New Study Shows AI Coding Tools Boost Speed — While Hurting Code Quality

AI coding tools are still making many codebases worse, and a new study from Carnegie Mellon University on Cursor shows the main problem is falling code quality.[arxiv]​

What the study did

Researchers looked at 807 GitHub projects that adopted Cursor and compared them with 1,380 similar projects that did not use it. They measured how fast the teams moved (commits, lines of code) and how healthy the code looked (static analysis warnings, duplication, and code complexity) from January 2024 to August 2025.[arxiv]​

Speed goes up, then disappears

When teams turned on Cursor, they briefly got much faster. In the first month, lines of code jumped by about 3–5 times (around 281% more) and commits rose by about 55% compared to what would have happened without Cursor. But by the third month, both numbers had dropped back to normal, so the speed boost was short‑lived.[arxiv]​

Quality goes down and stays down

The real problem is what happens to quality. The study used SonarQube to track static analysis warnings and a measure of how complex the code is to understand. After teams adopted Cursor:[arxiv]​

  • Static analysis warnings went up by about 30% and stayed high instead of returning to earlier levels.[arxiv]​
  • Code complexity went up by about 41% and also stayed high through the end of the study period.[arxiv]​

This was not just because there was more code.
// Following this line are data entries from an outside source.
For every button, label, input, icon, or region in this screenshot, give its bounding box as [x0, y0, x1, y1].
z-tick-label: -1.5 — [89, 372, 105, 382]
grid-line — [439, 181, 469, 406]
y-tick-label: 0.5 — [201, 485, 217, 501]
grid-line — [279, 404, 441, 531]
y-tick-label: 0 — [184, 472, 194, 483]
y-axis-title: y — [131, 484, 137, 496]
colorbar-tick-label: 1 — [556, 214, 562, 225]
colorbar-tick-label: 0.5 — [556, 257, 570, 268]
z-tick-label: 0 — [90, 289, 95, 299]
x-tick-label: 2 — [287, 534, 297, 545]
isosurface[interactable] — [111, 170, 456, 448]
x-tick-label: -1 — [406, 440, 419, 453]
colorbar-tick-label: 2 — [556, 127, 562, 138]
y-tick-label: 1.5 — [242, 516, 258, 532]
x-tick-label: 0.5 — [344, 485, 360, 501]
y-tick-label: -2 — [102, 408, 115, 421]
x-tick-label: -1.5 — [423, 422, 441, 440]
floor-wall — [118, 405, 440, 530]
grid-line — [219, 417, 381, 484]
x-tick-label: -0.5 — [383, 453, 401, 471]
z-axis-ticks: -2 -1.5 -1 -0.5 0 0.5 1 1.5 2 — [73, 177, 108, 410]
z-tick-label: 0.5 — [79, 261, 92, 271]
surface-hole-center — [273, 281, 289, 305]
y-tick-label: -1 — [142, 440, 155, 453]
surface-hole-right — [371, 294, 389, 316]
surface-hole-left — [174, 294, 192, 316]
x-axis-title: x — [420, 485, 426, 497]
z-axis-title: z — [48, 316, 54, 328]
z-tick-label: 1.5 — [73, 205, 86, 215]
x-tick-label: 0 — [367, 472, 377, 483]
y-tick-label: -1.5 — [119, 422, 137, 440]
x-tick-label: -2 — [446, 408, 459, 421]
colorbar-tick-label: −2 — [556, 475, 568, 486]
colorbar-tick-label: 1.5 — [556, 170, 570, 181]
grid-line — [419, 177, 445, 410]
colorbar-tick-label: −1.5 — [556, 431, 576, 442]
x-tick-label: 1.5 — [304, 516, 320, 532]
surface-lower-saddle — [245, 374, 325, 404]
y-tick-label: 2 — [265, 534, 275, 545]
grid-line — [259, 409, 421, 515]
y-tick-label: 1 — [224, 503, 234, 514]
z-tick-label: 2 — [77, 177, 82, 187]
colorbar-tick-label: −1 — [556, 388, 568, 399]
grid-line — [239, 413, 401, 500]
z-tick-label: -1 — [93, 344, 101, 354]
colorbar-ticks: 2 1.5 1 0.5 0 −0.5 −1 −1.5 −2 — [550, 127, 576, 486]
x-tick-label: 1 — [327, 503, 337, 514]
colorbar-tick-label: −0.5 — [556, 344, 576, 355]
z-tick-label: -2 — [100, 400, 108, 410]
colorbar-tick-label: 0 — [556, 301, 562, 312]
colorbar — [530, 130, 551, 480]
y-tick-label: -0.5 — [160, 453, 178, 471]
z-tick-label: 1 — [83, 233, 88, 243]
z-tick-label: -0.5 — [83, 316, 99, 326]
The researchers controlled for project size and other factors, and still saw AI‑assisted projects becoming more complex and warning‑heavy than similar non‑AI projects. They also showed that this extra complexity later slowed the teams down, creating a loop where low quality hurts future speed.[arxiv]​

Why this is important now

The data covers early 2024 to mid‑2025, when modern agent features and strong models were already available inside Cursor. This is not about old, weak models; it is about current tools that can edit many files, run tests, and change whole parts of a system with little human help. If newer “smarter” models were going to fix earlier code quality issues, this would be a good place to see that improvement—but the study does not see it.[arxiv]​

Some people say bad AI code is only due to bad prompts or careless users. This study shows something stronger: even after matching similar projects and controlling for growth, AI‑using repos still gain complexity and warnings faster than those without AI. That means the tools themselves are helping create harder‑to‑maintain code.[arxiv]​

What teams should do

You cannot just plug AI into your existing workflow and expect lasting benefits. You get a quick burst of output, then a codebase that is more complex, with more potential issues, and work slows down again. To use AI safely, teams need to put quality first:[arxiv]​

  • Treat AI changes like changes from a junior developer: strong reviews and targeted tests before merging.
  • Set clear limits on allowed complexity and fail builds when those limits are broken, instead of only watching dashboards.
  • Plan regular refactoring based on actual metrics (warnings, complexity, duplication), not just on calendar time.

Without this, AI becomes a technical‑debt accelerator: it helps you write more code quickly, but much of that code makes the system worse over time.